What does it mean to grow up?
Well, I've always thought that growing up meant having a stable job and money. I also thought it meant actually knowing what to do. My mother has recently been telling me that I need to "grow up". But my question to her is: What is this growing up? I don't know what she wants for me or what her definition of growing up is. Everyone has different definitions for words and phrases. I used to and well still do have trouble remembering the universally agreed definitions of many words because whenever I read a book I remember the scene and how it felt to me when I read it. So from that example, we have different definitions. And well my definition of "growing up" is totally different than my mother's. I don't know what it means to be a grown up, but I just know it's anywhere close to society's.
Do we even know what we want to do with our lives? I have always envied people who know what they want to do. There are people seem so sure of their future. They'll go to college and get their degree. Then they'll go get their masters and find a good job. Afterwards they'll have kids and retire.

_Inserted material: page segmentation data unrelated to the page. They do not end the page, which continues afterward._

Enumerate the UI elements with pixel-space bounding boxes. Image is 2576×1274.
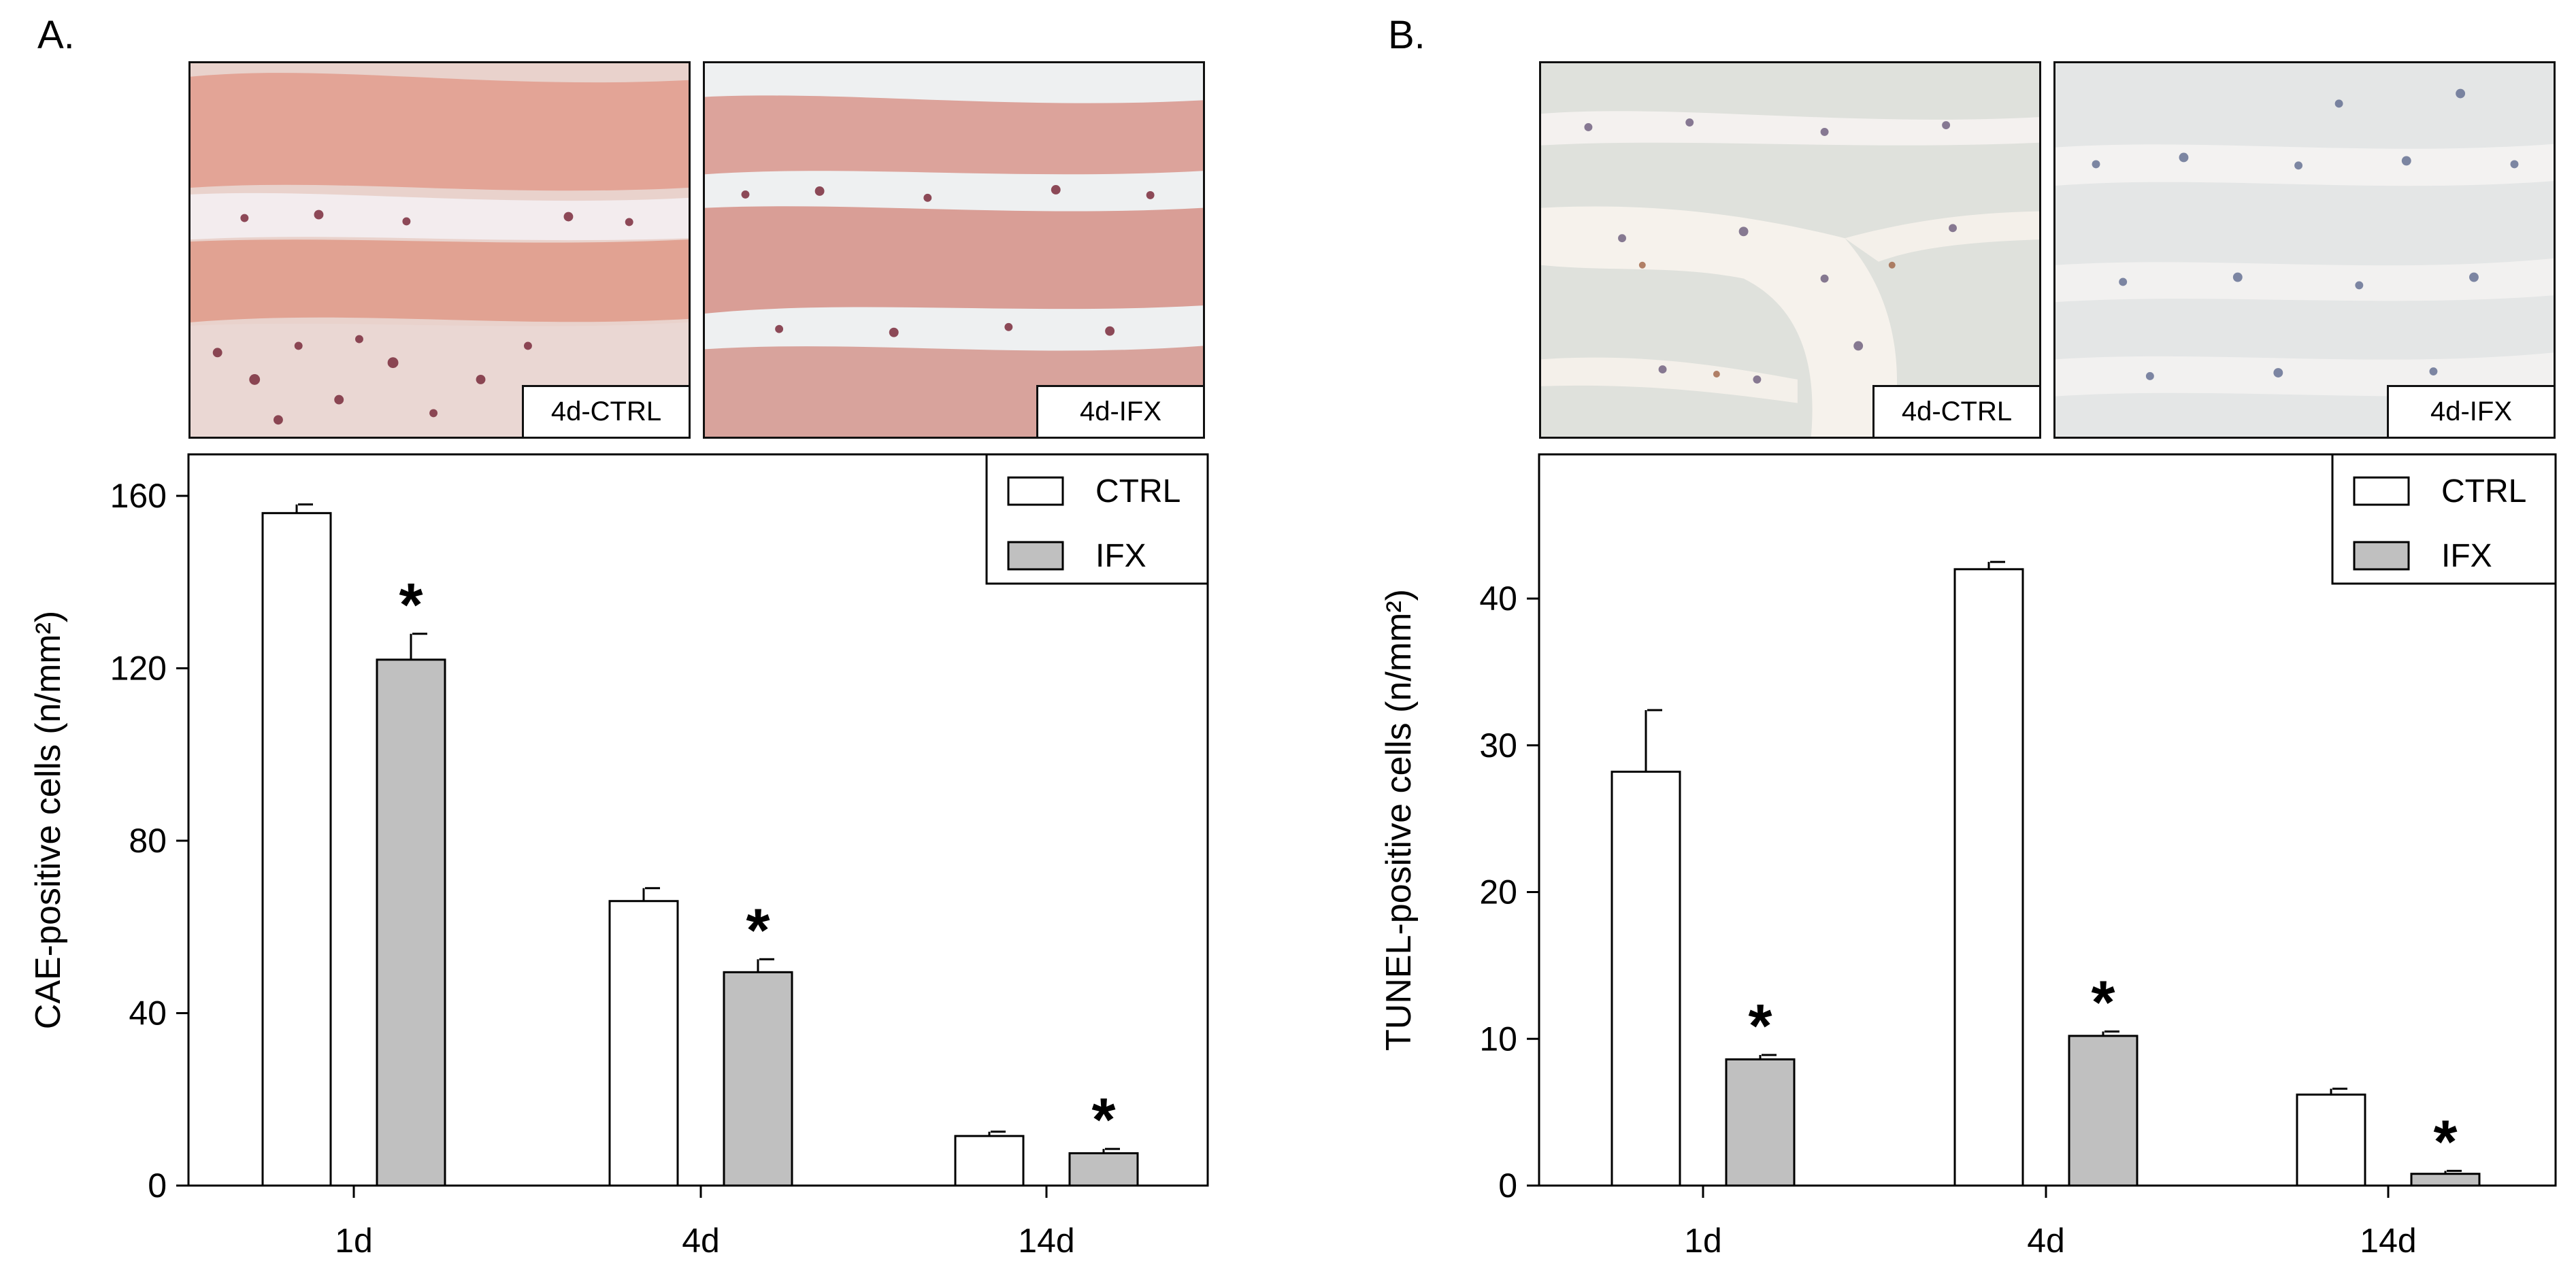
chart-a-bar-ctrl — [261, 512, 332, 1187]
chart-a-legend-label-ctrl: CTRL — [1095, 473, 1180, 509]
chart-a-bar-ifx — [723, 971, 793, 1187]
chart-b-ytick-label: 20 — [1479, 873, 1517, 911]
chart-b-ylabel: TUNEL-positive cells (n/mm²) — [1379, 589, 1419, 1051]
chart-a-ylabel: CAE-positive cells (n/mm²) — [29, 611, 68, 1029]
chart-a-ytick-label: 0 — [148, 1167, 167, 1205]
chart-b-ytick-label: 40 — [1479, 580, 1517, 618]
chart-a-cae: 0 40 80 120 160 CAE-positive cells (n/mm²) 1d 4… — [29, 453, 1209, 1260]
chart-b-legend-swatch-ctrl — [2353, 476, 2410, 506]
chart-b-ytick-label: 30 — [1479, 726, 1517, 765]
chart-a-plot-frame — [187, 453, 1209, 1187]
chart-b-category-label: 14d — [2360, 1222, 2416, 1260]
chart-b-bar-ctrl — [2296, 1093, 2366, 1187]
chart-a-category-label: 1d — [335, 1222, 373, 1260]
chart-a-bar-ctrl — [954, 1135, 1025, 1187]
chart-a-bar-ctrl — [608, 900, 679, 1187]
micrograph-b-ctrl-image — [1541, 63, 2039, 437]
chart-a-category-label: 14d — [1018, 1222, 1074, 1260]
chart-b-significance-mark: * — [2091, 969, 2115, 1037]
micrograph-b-ctrl: 4d-CTRL — [1539, 61, 2041, 439]
micrograph-b-ifx-image — [2055, 63, 2554, 437]
panel-label-a: A. — [37, 13, 75, 57]
chart-a-bar-ifx — [1068, 1152, 1139, 1187]
chart-b-significance-mark: * — [2433, 1108, 2457, 1176]
micrograph-b-ifx-label: 4d-IFX — [2387, 385, 2554, 437]
chart-a-significance-mark: * — [399, 571, 423, 639]
micrograph-a-ifx: 4d-IFX — [703, 61, 1205, 439]
micrograph-a-ctrl-label: 4d-CTRL — [522, 385, 689, 437]
chart-a-significance-mark: * — [746, 896, 770, 965]
chart-b-legend-label-ifx: IFX — [2441, 538, 2492, 574]
chart-a-bar-ifx — [376, 658, 446, 1187]
panel-label-b: B. — [1388, 13, 1425, 57]
chart-b-bar-ifx — [1725, 1058, 1796, 1187]
chart-a-ytick-label: 120 — [110, 650, 167, 688]
chart-a-ytick-label: 160 — [110, 477, 167, 515]
chart-b-bar-ctrl — [1953, 568, 2024, 1187]
chart-a-legend-label-ifx: IFX — [1095, 538, 1146, 574]
chart-b-category-label: 1d — [1684, 1222, 1722, 1260]
chart-b-legend-label-ctrl: CTRL — [2441, 473, 2526, 509]
chart-a-ytick-label: 40 — [129, 994, 167, 1033]
chart-a-category-label: 4d — [682, 1222, 720, 1260]
micrograph-b-ctrl-label: 4d-CTRL — [1872, 385, 2039, 437]
chart-a-significance-mark: * — [1091, 1086, 1115, 1154]
chart-b-bar-ctrl — [1611, 771, 1681, 1187]
chart-b-category-label: 4d — [2027, 1222, 2065, 1260]
micrograph-a-ifx-label: 4d-IFX — [1036, 385, 1203, 437]
chart-b-bar-ifx — [2410, 1173, 2481, 1187]
chart-b-significance-mark: * — [1748, 992, 1772, 1060]
micrograph-b-ifx: 4d-IFX — [2053, 61, 2556, 439]
chart-b-ytick-label: 0 — [1498, 1167, 1517, 1205]
micrograph-a-ctrl-image — [191, 63, 689, 437]
chart-b-plot-frame — [1538, 453, 2557, 1187]
chart-a-legend-swatch-ctrl — [1007, 476, 1064, 506]
chart-b-ytick-label: 10 — [1479, 1020, 1517, 1058]
chart-b-bar-ifx — [2068, 1035, 2139, 1187]
chart-b-legend-swatch-ifx — [2353, 541, 2410, 571]
chart-a-legend-swatch-ifx — [1007, 541, 1064, 571]
chart-a-ytick-label: 80 — [129, 822, 167, 860]
micrograph-a-ctrl: 4d-CTRL — [188, 61, 691, 439]
micrograph-a-ifx-image — [705, 63, 1203, 437]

Is this the life that I even want? I don't know if I want this kind of life. I want to know what will happen in my life and where I need to go.
I'm hoping that writing on this blog, I will find out what I want to do. I'm also hoping to find out who I am. Who am I and why am I here? I guess that's why I love Hitchhiker's Guide to the Galaxy. There is just a sense of peace that the little things that happen in our lives don't actually matter. There are better and more important things out there than our houses being destroyed for a by-pass.